I'd be more likely to ascribe it to apathy than that sort of depersonalizing malice tbh. America's not great about teaching things Not America, nor is Hollywood, and Max Brooks strikes me as sort of fundamentally incurious about such matters from how this is written (at least what's been covered here and the snippets outside that I can recall). He figures he's got the gist and hasn't exactly double-checked any of those unquestioned assumptions while doing what research he inevitably has to have done for this.
 
Yeah. Because Brooks kind of takes the same lazy-brain approach to writing the Zombie Survival Guide, which is basically by Americans for Americans and much less overtly political. So things he doesn't understand well that aren't politics get treated about as ignorantly as things that are, rather than politics getting a unique coating of deliberate "I don't care about them."

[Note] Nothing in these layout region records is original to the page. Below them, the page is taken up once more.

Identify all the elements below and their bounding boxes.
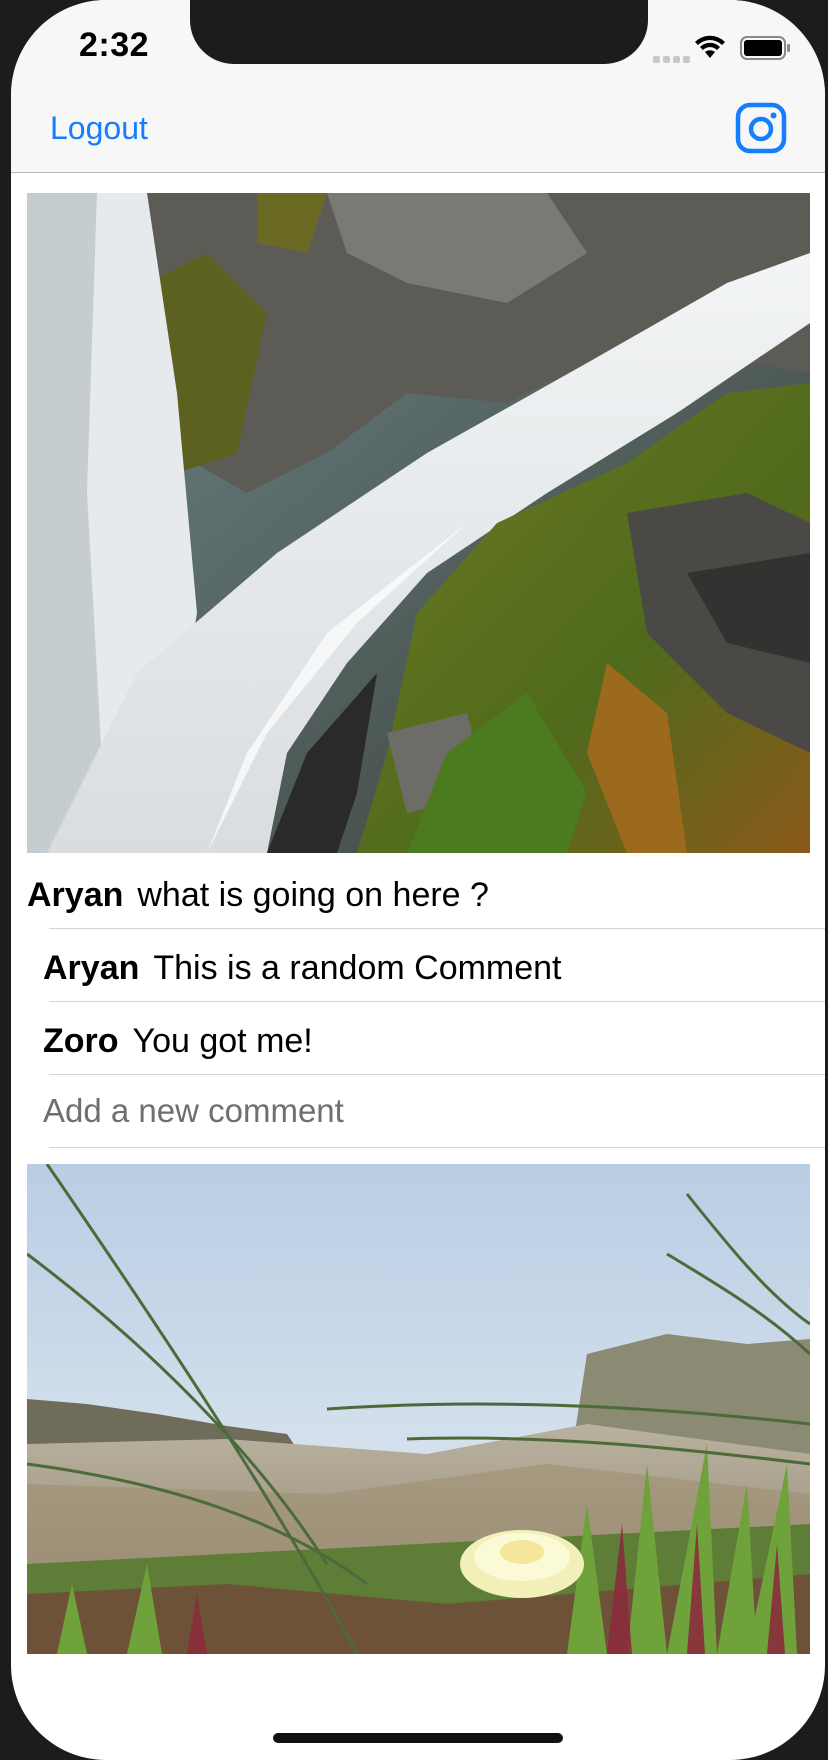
comment-row: Aryan This is a random Comment bbox=[43, 929, 825, 1001]
caption-text: what is going on here ? bbox=[137, 876, 489, 914]
comment-author[interactable]: Aryan bbox=[43, 949, 139, 987]
comment-author[interactable]: Zoro bbox=[43, 1022, 119, 1060]
comment-row: Zoro You got me! bbox=[43, 1002, 825, 1074]
logout-button[interactable]: Logout bbox=[50, 110, 148, 147]
app-screen: 2:32 Logout Aryan what is going on here … bbox=[11, 0, 825, 1760]
feed-list[interactable]: Aryan what is going on here ? Aryan This i… bbox=[11, 173, 825, 1760]
post-caption: Aryan what is going on here ? bbox=[27, 856, 825, 924]
status-bar: 2:32 bbox=[11, 0, 825, 90]
beach-flower-image bbox=[27, 1164, 810, 1654]
cellular-signal-icon bbox=[653, 50, 693, 68]
waterfall-image bbox=[27, 193, 810, 853]
status-time: 2:32 bbox=[79, 26, 150, 64]
flower-icon bbox=[460, 1530, 584, 1598]
device-notch bbox=[190, 0, 648, 64]
separator bbox=[49, 1147, 825, 1148]
add-comment-input[interactable] bbox=[43, 1075, 813, 1147]
navigation-bar: Logout bbox=[11, 90, 825, 173]
comment-text: This is a random Comment bbox=[153, 949, 562, 987]
caption-author[interactable]: Aryan bbox=[27, 876, 123, 914]
comment-text: You got me! bbox=[132, 1022, 313, 1060]
home-indicator[interactable] bbox=[273, 1733, 563, 1743]
post-photo[interactable] bbox=[27, 193, 810, 853]
battery-icon bbox=[740, 36, 790, 60]
instagram-icon[interactable] bbox=[735, 102, 787, 154]
post-photo[interactable] bbox=[27, 1164, 810, 1654]
wifi-icon bbox=[695, 35, 725, 58]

Though... at the same time, it does seem like of the things Brooks does seem to be trying to make a good faith effort to know about, non-American countries are quite low on the priority list.
 
So far as "how" the infection got in - I think it was probably the South Korean spies. Recall that this was before the outbreaks had really gotten going; only China and North Korea knew, at this point. If a South Korean spy got through the initial screening to get into the "let us all become mole people" meeting, they'd be assumed to be clean of the zombie taint. If they'd slipped out a side exit to try and contact Seoul, though… Been bitten by a homeless person whilst doing it? Do you think they'd tell anyone in the bunker? People would ask questions, like "what were you doing out there". So they didn't tell anybody, and then eventually they turned within the bunker complex.
One of the more obvious examples of the reviewer having biases of her own. There's reaching and then there's inventing a scenario out of whole cloth to blame the outbreaks on the South Koreans. You know, because there's no way the communist North Koreans could have had a few slip through the checks the way it happened absolutely everywhere else? By hiding it, by bribing guards, by being important enough to refuse checks, by guards being bored, sloppy or drunk,... No no, had to be those dastardly South Koreans.

Edit: Just to clarify, I'm not saying this is a bad thing. Done well, scrutinizing the unreliable narrator is good fun. And here we have two for the price of none!